CH1: falling edge after waiting a predefined time
CH2+3: Falling edge after SPI transfer is finished
CH4: _CS-line

Source-code and further information: [iMX8] SPI Real Time Performance - Technical Support - Toradex Community

jaski.tx · May 22, 2020, 11:58am

HI @m.sauer

This would indicate, that there is room for improvement in the SPI communication because the driver may not be written RT-aware.

Are you talking about delay or throughput of the data?

Real-time means that your system becomes deterministic and not super fast.

Please have a look here and here.

Best regards,
Jaski

m.sauer · May 22, 2020, 12:14pm

@jaski.tx ,

Thank you very much for the links, I’m aware of the difference between latency and throughput. What bothers us at the moment is not that the SPI transfer takes too long (=throughput), but that it’s jitter is >100% of the maxmium SPI transfer time.

Our first priority is to reduce the jitter of the SPI transfer duration (falling edges on CH2 and CH3 above). This jitter way bigger than the duration of the two SPI transfers.

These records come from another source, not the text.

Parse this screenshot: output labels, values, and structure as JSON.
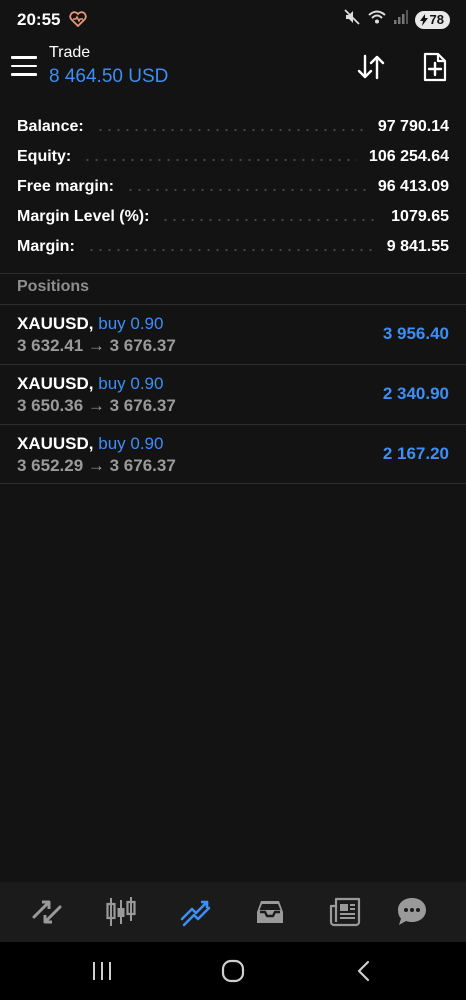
{
  "status_bar": {
    "time": "20:55",
    "battery": "78"
  },
  "header": {
    "title": "Trade",
    "balance": "8 464.50 USD"
  },
  "summary": [
    {
      "label": "Balance:",
      "value": "97 790.14"
    },
    {
      "label": "Equity:",
      "value": "106 254.64"
    },
    {
      "label": "Free margin:",
      "value": "96 413.09"
    },
    {
      "label": "Margin Level (%):",
      "value": "1079.65"
    },
    {
      "label": "Margin:",
      "value": "9 841.55"
    }
  ],
  "positions": {
    "header": "Positions",
    "items": [
      {
        "symbol": "XAUUSD,",
        "side": "buy 0.90",
        "prices": "3 632.41 → 3 676.37",
        "profit": "3 956.40"
      },
      {
        "symbol": "XAUUSD,",
        "side": "buy 0.90",
        "prices": "3 650.36 → 3 676.37",
        "profit": "2 340.90"
      },
      {
        "symbol": "XAUUSD,",
        "side": "buy 0.90",
        "prices": "3 652.29 → 3 676.37",
        "profit": "2 167.20"
      }
    ]
  },
  "tabs": [
    {
      "icon": "quotes-arrows-icon",
      "active": false
    },
    {
      "icon": "chart-candles-icon",
      "active": false
    },
    {
      "icon": "trade-icon",
      "active": true
    },
    {
      "icon": "history-inbox-icon",
      "active": false
    },
    {
      "icon": "news-icon",
      "active": false
    },
    {
      "icon": "chat-icon",
      "active": false
    }
  ],
  "colors": {
    "accent": "#3d8ef5",
    "background": "#131313",
    "muted": "#8e8e8e"
  }
}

SPI transfer #1: time between first _CS LOW (=CH4) and the falling edge on CH3
SPI transfer #2: time between second _CS LOW (=CH4) and the falling edge on CH2

jaski.tx · June 4, 2020, 8:17am

Hi @m.sauer

Did this help you?

Best regards,
Jaski

m.sauer · June 5, 2020, 8:05am

Unfortunately, not yet. See error report in the other thread.

jaski.tx · June 5, 2020, 11:39am

Ok, Thanks. Lets wait for Stefan’s response.

Best regards,
Jaski